Fairbrother, now come to the front of the column, was first into the kraal.
Hervey, standing with a torch by the thorn hurdle, could scarce believe it. 'My God, but you're a welcome sight, Fairbrother – or shall be when it's light!'
'Hervey? What . . .'
His astonishment was complete.
'Serjeant Donkers did not say I was here?'
'I haven't seen Donkers.'
'I sent him to Nonoti.'
'I came directly from Shaka's kraal. The herd boys told me Mbopa is making for here. A thousand warriors they said; but you know herd boys . . .'
Hervey didn't, but he knew Fairbrother. 'We can muster, perhaps, three hundred. But say: how in the name of heaven did you find this place?'
'One of the herd boys, Ngwadi's clan. Not much short of a hundred miles, by my reckoning, and no more sign of tiring than the horses.

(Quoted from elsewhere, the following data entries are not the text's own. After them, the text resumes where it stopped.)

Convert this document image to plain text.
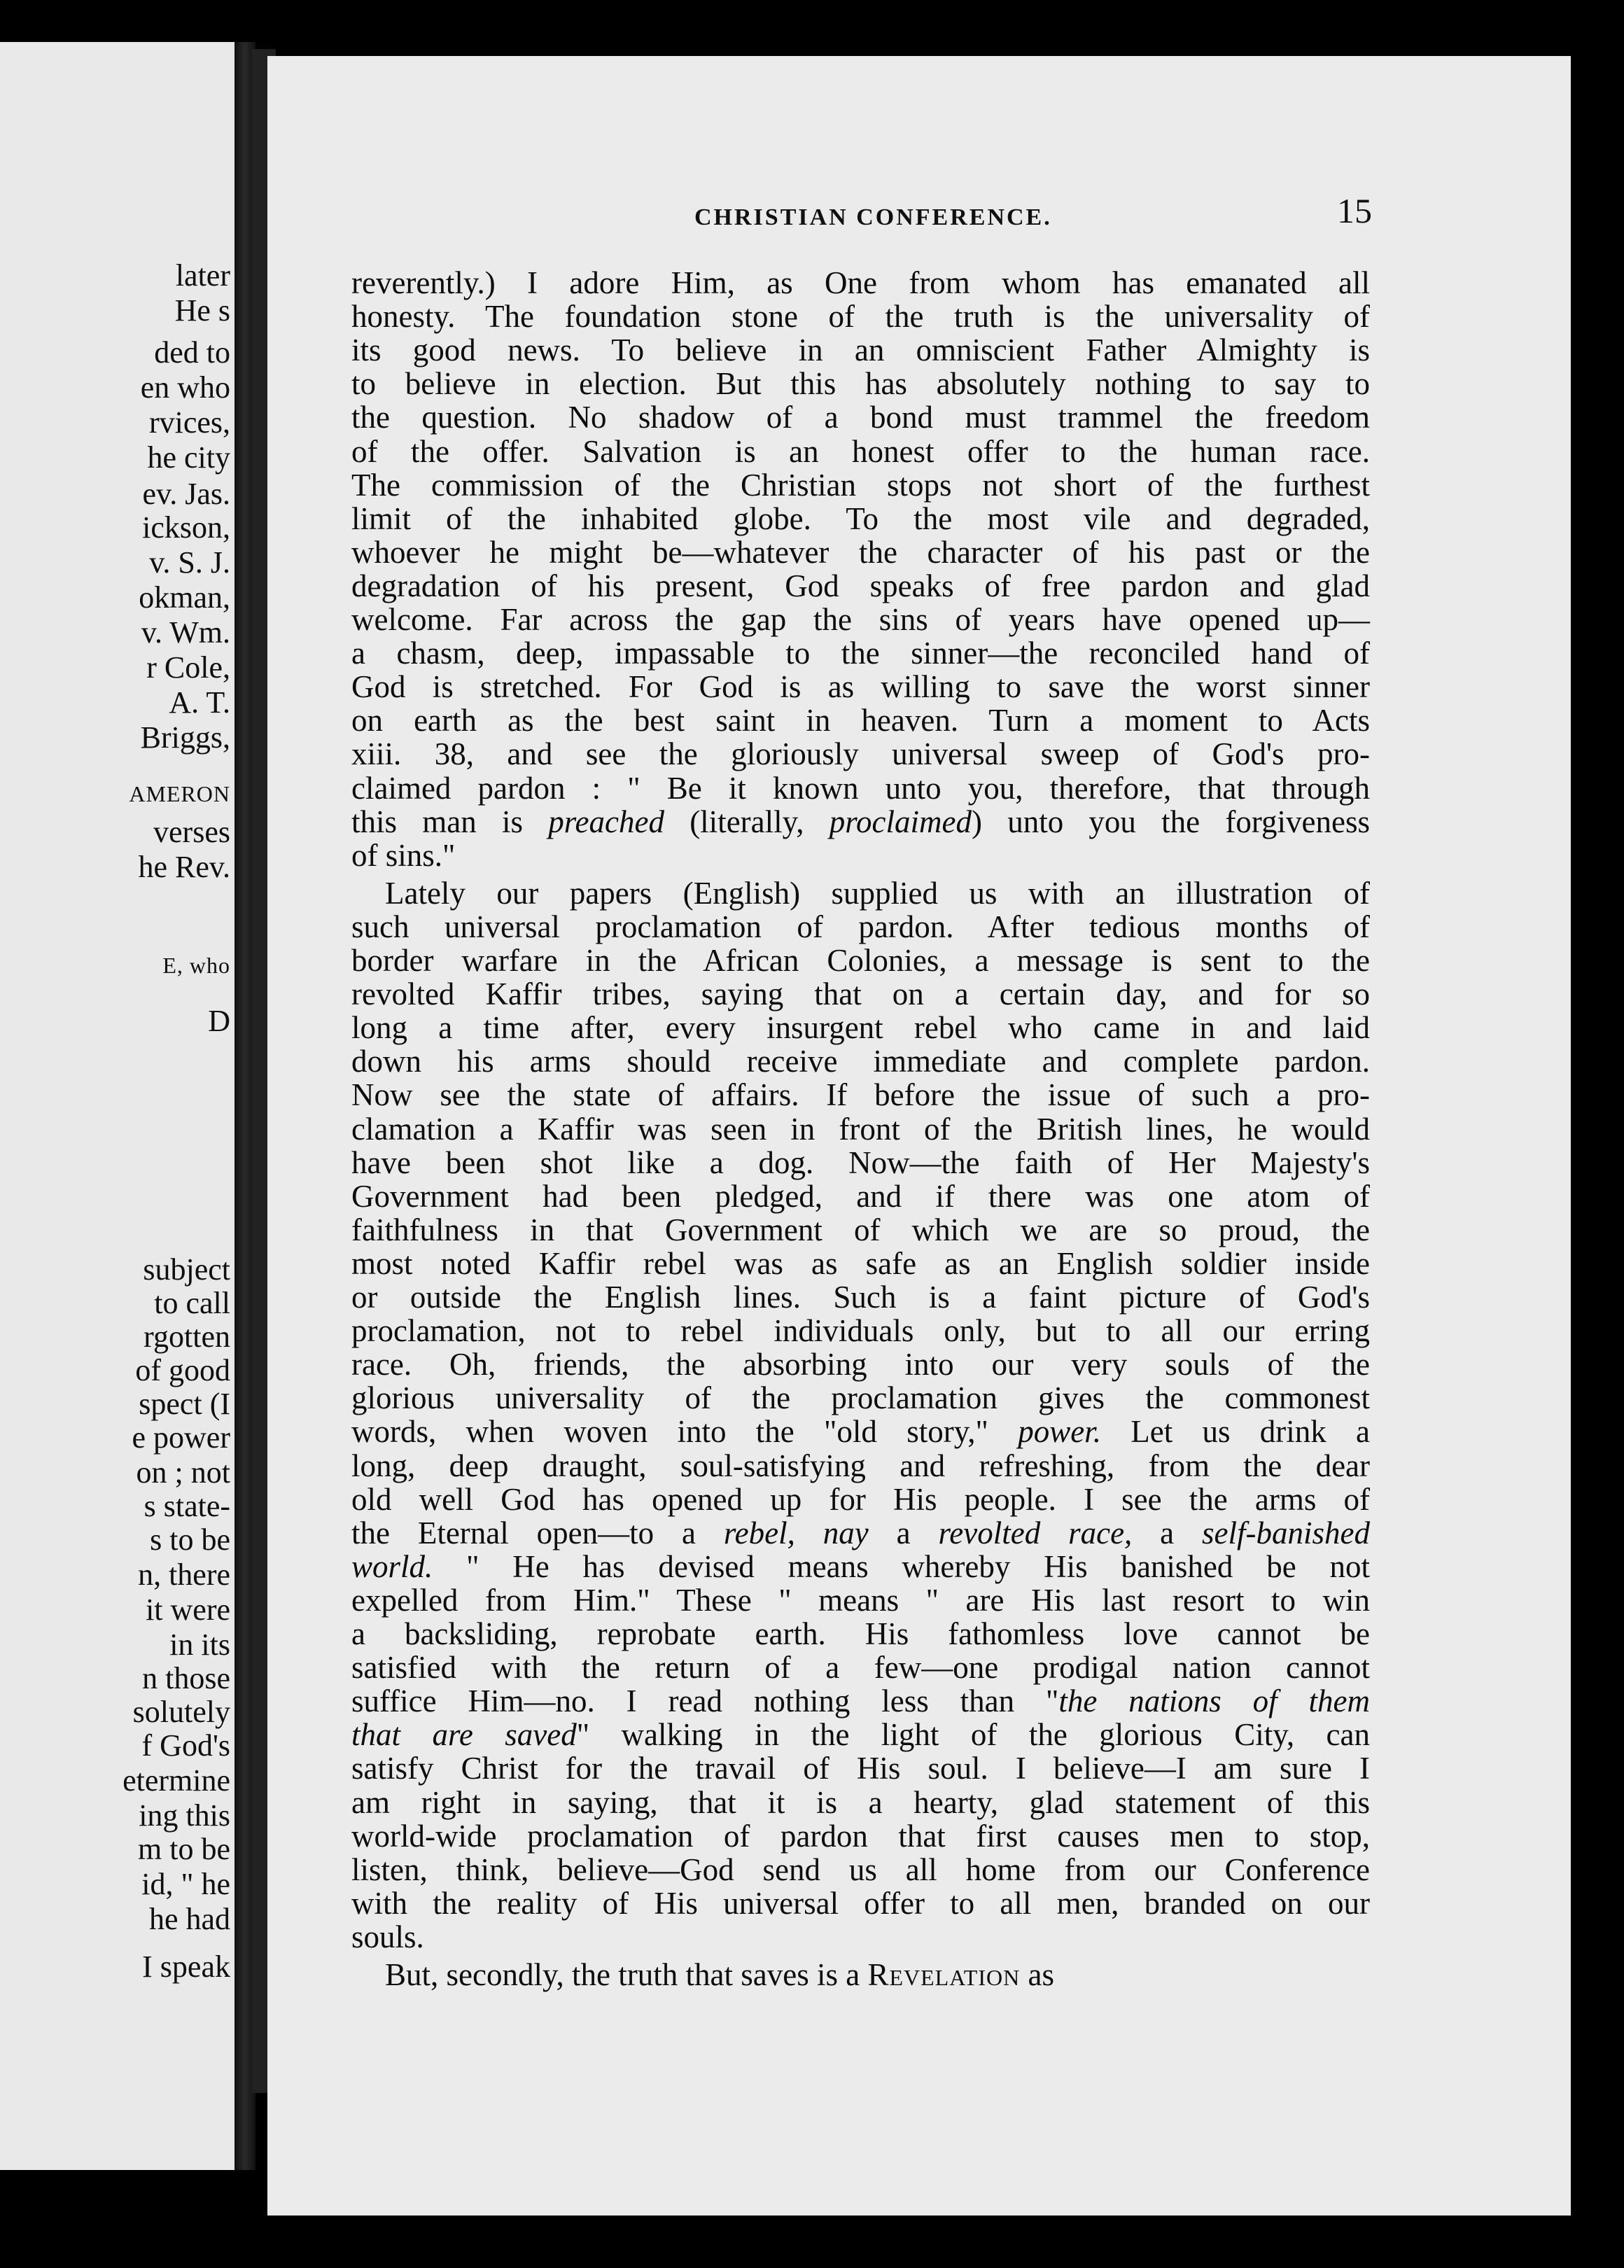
later
He s
ded to
en who
rvices,
he city
ev. Jas.
ickson,
v. S. J.
okman,
v. Wm.
r Cole,
A. T.
Briggs,
AMERON
verses
he Rev.
E, who
D
subject
to call
rgotten
of good
spect (I
e power
on ; not
s state-
s to be
n, there
it were
in its
n those
solutely
f God's
etermine
ing this
m to be
id, " he
he had
I speak
CHRISTIAN CONFERENCE.	15
reverently.) I adore Him, as One from whom has emanated all
honesty. The foundation stone of the truth is the universality of
its good news. To believe in an omniscient Father Almighty is
to believe in election. But this has absolutely nothing to say to
the question. No shadow of a bond must trammel the freedom
of the offer. Salvation is an honest offer to the human race.
The commission of the Christian stops not short of the furthest
limit of the inhabited globe. To the most vile and degraded,
whoever he might be—whatever the character of his past or the
degradation of his present, God speaks of free pardon and glad
welcome. Far across the gap the sins of years have opened up—
a chasm, deep, impassable to the sinner—the reconciled hand of
God is stretched. For God is as willing to save the worst sinner
on earth as the best saint in heaven. Turn a moment to Acts
xiii. 38, and see the gloriously universal sweep of God's pro-
claimed pardon : " Be it known unto you, therefore, that through
this man is preached (literally, proclaimed) unto you the forgiveness
of sins."
Lately our papers (English) supplied us with an illustration of
such universal proclamation of pardon. After tedious months of
border warfare in the African Colonies, a message is sent to the
revolted Kaffir tribes, saying that on a certain day, and for so
long a time after, every insurgent rebel who came in and laid
down his arms should receive immediate and complete pardon.
Now see the state of affairs. If before the issue of such a pro-
clamation a Kaffir was seen in front of the British lines, he would
have been shot like a dog. Now—the faith of Her Majesty's
Government had been pledged, and if there was one atom of
faithfulness in that Government of which we are so proud, the
most noted Kaffir rebel was as safe as an English soldier inside
or outside the English lines. Such is a faint picture of God's
proclamation, not to rebel individuals only, but to all our erring
race. Oh, friends, the absorbing into our very souls of the
glorious universality of the proclamation gives the commonest
words, when woven into the "old story," power. Let us drink a
long, deep draught, soul-satisfying and refreshing, from the dear
old well God has opened up for His people. I see the arms of
the Eternal open—to a rebel, nay a revolted race, a self-banished
world. " He has devised means whereby His banished be not
expelled from Him." These " means " are His last resort to win
a backsliding, reprobate earth. His fathomless love cannot be
satisfied with the return of a few—one prodigal nation cannot
suffice Him—no. I read nothing less than "the nations of them
that are saved" walking in the light of the glorious City, can
satisfy Christ for the travail of His soul. I believe—I am sure I
am right in saying, that it is a hearty, glad statement of this
world-wide proclamation of pardon that first causes men to stop,
listen, think, believe—God send us all home from our Conference
with the reality of His universal offer to all men, branded on our
souls.
But, secondly, the truth that saves is a Revelation as
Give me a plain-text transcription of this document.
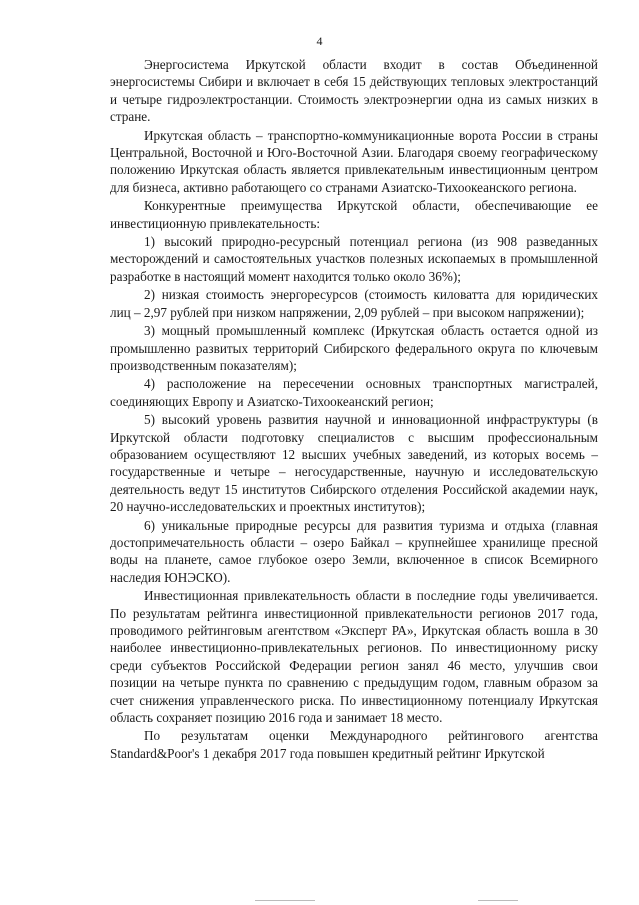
4

Энергосистема Иркутской области входит в состав Объединенной энергосистемы Сибири и включает в себя 15 действующих тепловых электростанций и четыре гидроэлектростанции. Стоимость электроэнергии одна из самых низких в стране.

Иркутская область – транспортно-коммуникационные ворота России в страны Центральной, Восточной и Юго-Восточной Азии. Благодаря своему географическому положению Иркутская область является привлекательным инвестиционным центром для бизнеса, активно работающего со странами Азиатско-Тихоокеанского региона.

Конкурентные преимущества Иркутской области, обеспечивающие ее инвестиционную привлекательность:

1) высокий природно-ресурсный потенциал региона (из 908 разведанных месторождений и самостоятельных участков полезных ископаемых в промышленной разработке в настоящий момент находится только около 36%);

2) низкая стоимость энергоресурсов (стоимость киловатта для юридических лиц – 2,97 рублей при низком напряжении, 2,09 рублей – при высоком напряжении);

3) мощный промышленный комплекс (Иркутская область остается одной из промышленно развитых территорий Сибирского федерального округа по ключевым производственным показателям);

4) расположение на пересечении основных транспортных магистралей, соединяющих Европу и Азиатско-Тихоокеанский регион;

5) высокий уровень развития научной и инновационной инфраструктуры (в Иркутской области подготовку специалистов с высшим профессиональным образованием осуществляют 12 высших учебных заведений, из которых восемь – государственные и четыре – негосударственные, научную и исследовательскую деятельность ведут 15 институтов Сибирского отделения Российской академии наук, 20 научно-исследовательских и проектных институтов);

6) уникальные природные ресурсы для развития туризма и отдыха (главная достопримечательность области – озеро Байкал – крупнейшее хранилище пресной воды на планете, самое глубокое озеро Земли, включенное в список Всемирного наследия ЮНЭСКО).

Инвестиционная привлекательность области в последние годы увеличивается. По результатам рейтинга инвестиционной привлекательности регионов 2017 года, проводимого рейтинговым агентством «Эксперт РА», Иркутская область вошла в 30 наиболее инвестиционно-привлекательных регионов. По инвестиционному риску среди субъектов Российской Федерации регион занял 46 место, улучшив свои позиции на четыре пункта по сравнению с предыдущим годом, главным образом за счет снижения управленческого риска. По инвестиционному потенциалу Иркутская область сохраняет позицию 2016 года и занимает 18 место.

По результатам оценки Международного рейтингового агентства Standard&Poor's 1 декабря 2017 года повышен кредитный рейтинг Иркутской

We hardly checked, so good a moon was it. We managed to get a line on here before it set, and then went by the stars.'
'Remarkable. I should have been prodigiously proud to manage it myself. You saw nothing untoward?'
'Empty country. Even the game have fled. That of course means nothing, for if the Zulu want to conceal themselves . . .'
'Well,' said Hervey, clasping his friend's arm, 'let us not be too ready to imagine the worst, even if we must prepare for it. Let us have you fed and watered, and then after stand-down, a little rest. I'll have early need of your scouting.'
'You shall first have to wake me!'
'Depend upon it! And . . .' his voice changed, 'what of the dragoons at Dukuza?'
'Buried. We saw to that. And French read a few words over them. More seemly, I thought, than my doing so.'
Hervey nodded, which by the light of the torch Fairbrother took to be approval (in truth it was more a gesture of resignation). He wished no man dead in another's place, but he was relieved that French had not been with the others at Dukuza: a last-minute change of duty – the haphazard fortune of war.